Our tribute to Italy—and to Anthony Bourdain
As we’re all still staggered by the loss, we are grateful that we have the last book in our series to offer as a humble tribute.
It is such strange timing that today is the publication day for the last book in our series with Anthony Bourdain. But it’s also serendipitous. Our relationship with Tony began with Matt Goulding’s writing. In fact, it began with two words—Dear Tony—that kicked off an email Matt wrote Tony from Japan with the aid of a certain amount of liquid courage. That email started a remarkable relationship that was, from the beginning until this devastating week, entirely driven by Tony’s unrelenting enthusiasm for the kind of storytelling we all loved.
He didn’t teach us to be empathetic, or to seek out the rich vein of stories that always lies within the lives of others. But he taught us to trust our instincts to try to do so. “The world needs Roads & Kingdoms,” he would say, and I never quite believed him. But I’m beginning to understand what he meant. The world sure as shit doesn’t need us as individuals. And he didn’t seem like he wanted the world to need him—ask him something as pedestrian as which country he loved to visit most, and he would give a sharply telling answer, usually about a place where he could be anonymous, even at his height, even with that famous face. But I think he meant that the world needs people like him, like his production partners at ZPZ, and like our brilliant, heartbroken team at Roads & Kingdoms—Anup Kaphle, Cengiz Yar, Shivani Mehta, Alexa van Sickle, Chris Rhee, Michael Snyder, Tyler Elmore, Kate Kunath, Danielle Renwick, Tafi Mukunyadzi—to tell the kind of stories that might otherwise go untold.
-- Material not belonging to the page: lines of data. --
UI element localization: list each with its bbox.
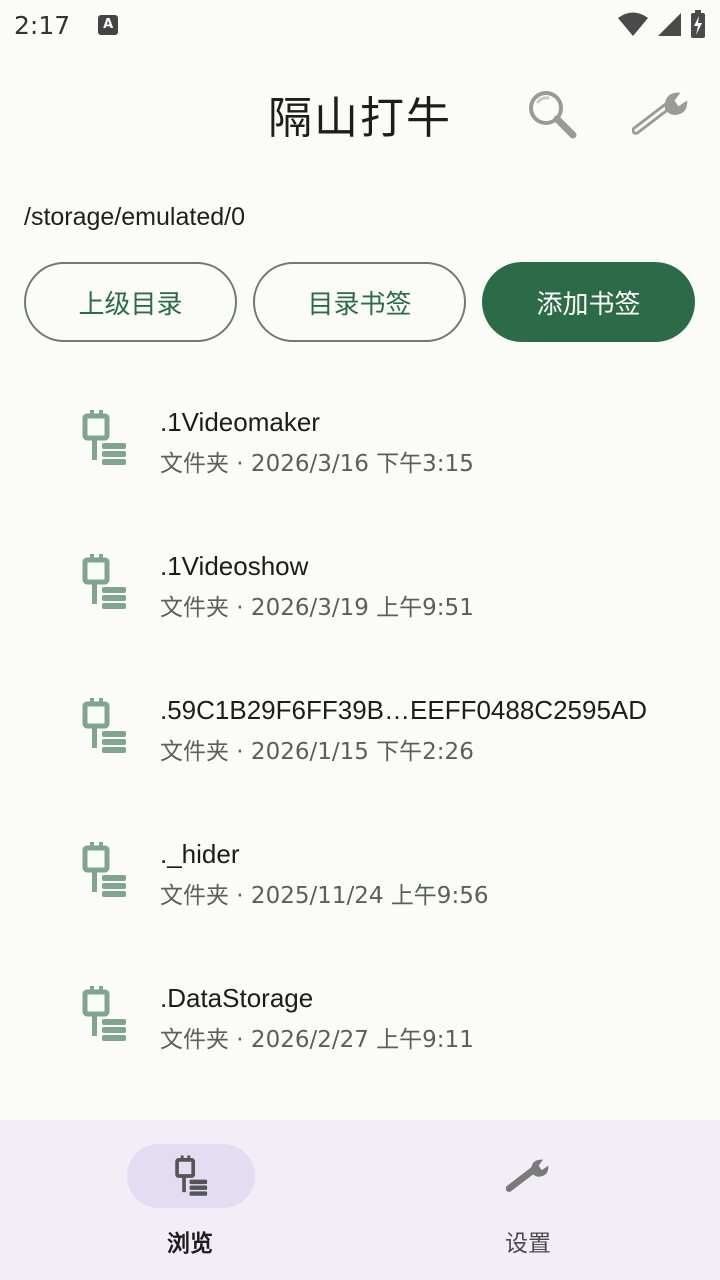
- nav-label-settings: 设置: [505, 1231, 551, 1257]
- list-item[interactable]: ._hider 文件夹 · 2025/11/24 上午9:56: [0, 812, 720, 956]
- battery-icon: [691, 10, 705, 38]
- search-button[interactable]: [522, 84, 582, 144]
- list-item[interactable]: .1Videomaker 文件夹 · 2026/3/16 下午3:15: [0, 380, 720, 524]
- folder-icon: [82, 698, 126, 753]
- file-meta: 文件夹 · 2026/3/16 下午3:15: [160, 451, 474, 477]
- list-item[interactable]: .DataStorage 文件夹 · 2026/2/27 上午9:11: [0, 956, 720, 1100]
- wrench-icon: [632, 92, 688, 135]
- folder-icon: [82, 986, 126, 1041]
- add-bookmark-button[interactable]: 添加书签: [482, 262, 695, 342]
- nav-item-settings[interactable]: 设置: [428, 1144, 628, 1264]
- nav-icon-container: [465, 1144, 593, 1208]
- file-name: .1Videomaker: [160, 407, 320, 437]
- directory-bookmarks-button[interactable]: 目录书签: [253, 262, 466, 342]
- folder-icon: [82, 842, 126, 897]
- file-meta: 文件夹 · 2026/1/15 下午2:26: [160, 739, 474, 765]
- file-meta: 文件夹 · 2026/3/19 上午9:51: [160, 595, 474, 621]
- parent-directory-button[interactable]: 上级目录: [24, 262, 237, 342]
- file-name: .DataStorage: [160, 983, 314, 1013]
- wrench-icon: [506, 1159, 549, 1192]
- bottom-nav: 浏览 设置: [0, 1120, 720, 1280]
- tools-button[interactable]: [632, 84, 692, 144]
- file-name: ._hider: [160, 839, 240, 869]
- file-list: .1Videomaker 文件夹 · 2026/3/16 下午3:15 .1Vi…: [0, 380, 720, 1100]
- folder-icon: [82, 554, 126, 609]
- status-bar: 2:17 A: [0, 0, 720, 50]
- app-title: 隔山打牛: [268, 93, 452, 144]
- list-item[interactable]: .59C1B29F6FF39B…EEFF0488C2595AD 文件夹 · 20…: [0, 668, 720, 812]
- folder-icon: [82, 410, 126, 465]
- list-item[interactable]: .1Videoshow 文件夹 · 2026/3/19 上午9:51: [0, 524, 720, 668]
- file-meta: 文件夹 · 2026/2/27 上午9:11: [160, 1027, 474, 1053]
- file-name: .1Videoshow: [160, 551, 309, 581]
- file-meta: 文件夹 · 2025/11/24 上午9:56: [160, 883, 489, 909]
- nav-item-browse[interactable]: 浏览: [90, 1144, 290, 1264]
- file-name: .59C1B29F6FF39B…EEFF0488C2595AD: [160, 695, 648, 725]
- status-time: 2:17: [14, 10, 71, 40]
- notification-icon: A: [98, 15, 119, 35]
- current-path: /storage/emulated/0: [24, 203, 245, 231]
- app-bar: 隔山打牛: [0, 70, 720, 154]
- search-icon: [529, 91, 577, 139]
- nav-active-indicator: [127, 1144, 255, 1208]
- cell-signal-icon: [658, 13, 681, 36]
- status-icons: [618, 10, 706, 38]
- nav-label-browse: 浏览: [167, 1231, 213, 1257]
- browse-icon: [175, 1155, 208, 1196]
- wifi-icon: [618, 12, 648, 36]
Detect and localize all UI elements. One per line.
I am hesitant to say more about Tony because he was at heart a very private person, and this week has been so disastrously public. But in the four years of public and private moments he shared with Matt and me and our R&K partner Doug Hughmanick, he always pushed us, in word and by example, to be better, less compromising, less conventional, more grateful, more generous.
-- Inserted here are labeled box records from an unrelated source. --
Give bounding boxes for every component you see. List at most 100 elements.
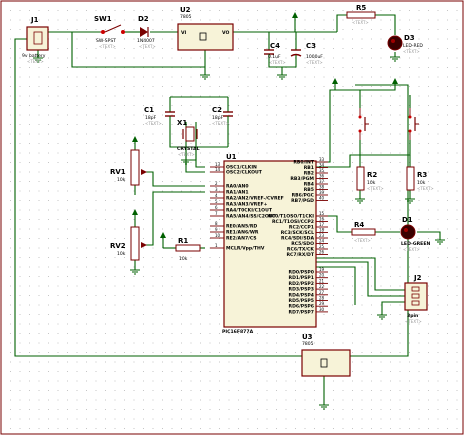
u1-right-pin-label: RB5: [304, 187, 314, 193]
d2-ref: D2: [138, 15, 149, 23]
u2-ref: U2: [180, 6, 191, 14]
j2-text-placeholder: <TEXT>: [405, 319, 422, 324]
u1-right-pin-number: 18: [319, 228, 325, 233]
u1-left-pin-label: RA1/AN1: [226, 190, 249, 196]
u1-right-pin-number: 37: [319, 179, 325, 184]
x1-ref: X1: [177, 119, 187, 127]
u1-left-pin-number: 14: [215, 167, 221, 172]
u1-right-pin-number: 34: [319, 163, 325, 168]
d1-text-placeholder: <TEXT>: [403, 247, 420, 252]
u1-left-pin-label: OSC2/CLKOUT: [226, 170, 263, 176]
d1-ref: D1: [402, 216, 413, 224]
u1-right-pin-label: RB4: [304, 182, 314, 188]
d2-text-placeholder: <TEXT>: [139, 44, 156, 49]
sw1-ref: SW1: [94, 15, 112, 23]
u1-right-pin-label: RC1/T1OSI/CCP2: [272, 219, 314, 225]
rv1-value: 10k: [117, 177, 126, 183]
c4-ref: C4: [270, 42, 280, 50]
u1-right-pin-label: RD2/PSP2: [289, 281, 314, 287]
u1-right-pin-number: 40: [319, 196, 325, 201]
u1-right-pin-label: RB1: [304, 165, 314, 171]
u1-left-pin-label: RA0/AN0: [226, 184, 249, 190]
c4-text-placeholder: <TEXT>: [269, 60, 286, 65]
r4-text-placeholder: <TEXT>: [354, 238, 371, 243]
c2-ref: C2: [212, 106, 222, 114]
u1-right-pin-label: RC2/CCP1: [289, 225, 314, 231]
sw1-text-placeholder: <TEXT>: [99, 44, 116, 49]
u1-left-pin-label: RA3/AN3/VREF+: [226, 202, 268, 208]
u1-right-pin-label: RD7/PSP7: [289, 309, 314, 315]
u1-right-pin-number: 25: [319, 244, 325, 249]
r5-text-placeholder: <TEXT>: [352, 20, 369, 25]
u1-right-pin-label: RC4/SDI/SDA: [281, 236, 314, 242]
u1-right-pin-label: RD4/PSP4: [289, 292, 314, 298]
schematic-canvas[interactable]: J1 9v battery <TEXT> SW1 SW-SPST <TEXT> …: [0, 0, 464, 435]
u1-right-pin-label: RD6/PSP6: [289, 304, 314, 310]
u1-right-pin-number: 17: [319, 222, 325, 227]
u1-right-pin-label: RD3/PSP3: [289, 287, 314, 293]
u2-pin-in: VI: [181, 30, 187, 36]
u1-right-pin-number: 38: [319, 185, 325, 190]
u2-pin-out: VO: [222, 30, 229, 36]
c1-text-placeholder: <TEXT>: [145, 121, 162, 126]
u3-value: 7805: [302, 341, 314, 347]
u1-left-pin-label: RE2/AN7/CS: [226, 236, 257, 242]
j1-text-placeholder: <TEXT>: [27, 59, 44, 64]
c3-ref: C3: [306, 42, 316, 50]
u1-right-pin-label: RC7/RX/DT: [287, 252, 315, 258]
u1-right-pin-number: 19: [319, 267, 325, 272]
j2-ref: J2: [413, 274, 422, 282]
u1-right-pin-number: 33: [319, 157, 325, 162]
r3-ref: R3: [417, 171, 427, 179]
u1-right-pin-label: RC0/T1OSO/T1CKI: [268, 214, 314, 220]
u1-right-pin-number: 36: [319, 174, 325, 179]
u1-right-pin-number: 35: [319, 168, 325, 173]
u1-right-pin-number: 26: [319, 250, 325, 255]
x1-text-placeholder: <TEXT>: [178, 152, 195, 157]
r1-value: 10k: [179, 256, 188, 262]
d3-ref: D3: [404, 34, 415, 42]
rv2-ref: RV2: [110, 242, 126, 250]
r4-ref: R4: [354, 221, 364, 229]
d3-text-placeholder: <TEXT>: [403, 49, 420, 54]
u1-right-pin-label: RB2: [304, 171, 314, 177]
u1-right-pin-label: RD1/PSP1: [289, 275, 314, 281]
u1-right-pin-label: RB6/PGC: [292, 193, 315, 199]
u3-ref: U3: [302, 333, 313, 341]
u1-right-pin-number: 15: [319, 211, 325, 216]
u1-value: PIC16F877A: [222, 329, 254, 335]
u2-value: 7805: [180, 14, 192, 20]
u1-right-pin-label: RD0/PSP0: [289, 270, 314, 276]
u1-right-pin-number: 22: [319, 284, 325, 289]
u1-left-pin-label: RA2/AN2/VREF-/CVREF: [226, 196, 284, 202]
r2-text-placeholder: <TEXT>: [367, 186, 384, 191]
u1-right-pin-number: 21: [319, 278, 325, 283]
rv2-value: 10k: [117, 251, 126, 257]
u1-right-pin-number: 20: [319, 273, 325, 278]
c1-ref: C1: [144, 106, 154, 114]
rv1-ref: RV1: [110, 168, 126, 176]
u1-left-pin-label: RE1/AN6/WR: [226, 230, 259, 236]
u1-right-pin-label: RC6/TX/CK: [287, 247, 315, 253]
u1-left-pin-label: MCLR/Vpp/THV: [226, 246, 265, 252]
u1-right-pin-number: 29: [319, 301, 325, 306]
u1-microcontroller[interactable]: U1 PIC16F877A OSC1/CLKIN13OSC2/CLKOUT14R…: [210, 153, 328, 335]
u1-right-pin-number: 24: [319, 239, 325, 244]
r1-ref: R1: [178, 237, 188, 245]
u1-right-pin-number: 28: [319, 296, 325, 301]
r5-ref: R5: [356, 4, 366, 12]
u1-right-pin-number: 27: [319, 290, 325, 295]
u1-right-pin-label: RB0/INT: [293, 160, 314, 166]
u1-right-pin-label: RC5/SDO: [291, 241, 314, 247]
c2-text-placeholder: <TEXT>: [212, 121, 229, 126]
u1-right-pin-number: 23: [319, 233, 325, 238]
u1-right-pin-label: RB3/PGM: [290, 176, 314, 182]
c3-text-placeholder: <TEXT>: [306, 60, 323, 65]
u1-right-pin-number: 39: [319, 190, 325, 195]
r3-text-placeholder: <TEXT>: [417, 186, 434, 191]
j1-ref: J1: [30, 16, 39, 24]
u1-right-pin-label: RD5/PSP5: [289, 298, 314, 304]
r2-ref: R2: [367, 171, 377, 179]
u1-right-pin-number: 30: [319, 307, 325, 312]
u1-ref: U1: [226, 153, 237, 161]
And so, as we’re all still staggered by this news, I am so grateful that we have this book to offer as a humble tribute. Kim Witherspoon and Karen Rinaldi, two legends of letters who had known and worked with Tony for decades, helped bring it to life. And Pasta Pane Vino is, I think, the highest expression of Matt’s talent for deep narrative storytelling that drew Tony to us in the first place. It’s about Italy, about the everyday heroes and the changing faces of a country and a cuisine that Tony cared for deeply. And, fittingly, the book’s introduction, a correspondence between Matt and Tony, starts with two very familiar, very precious words: Dear Tony.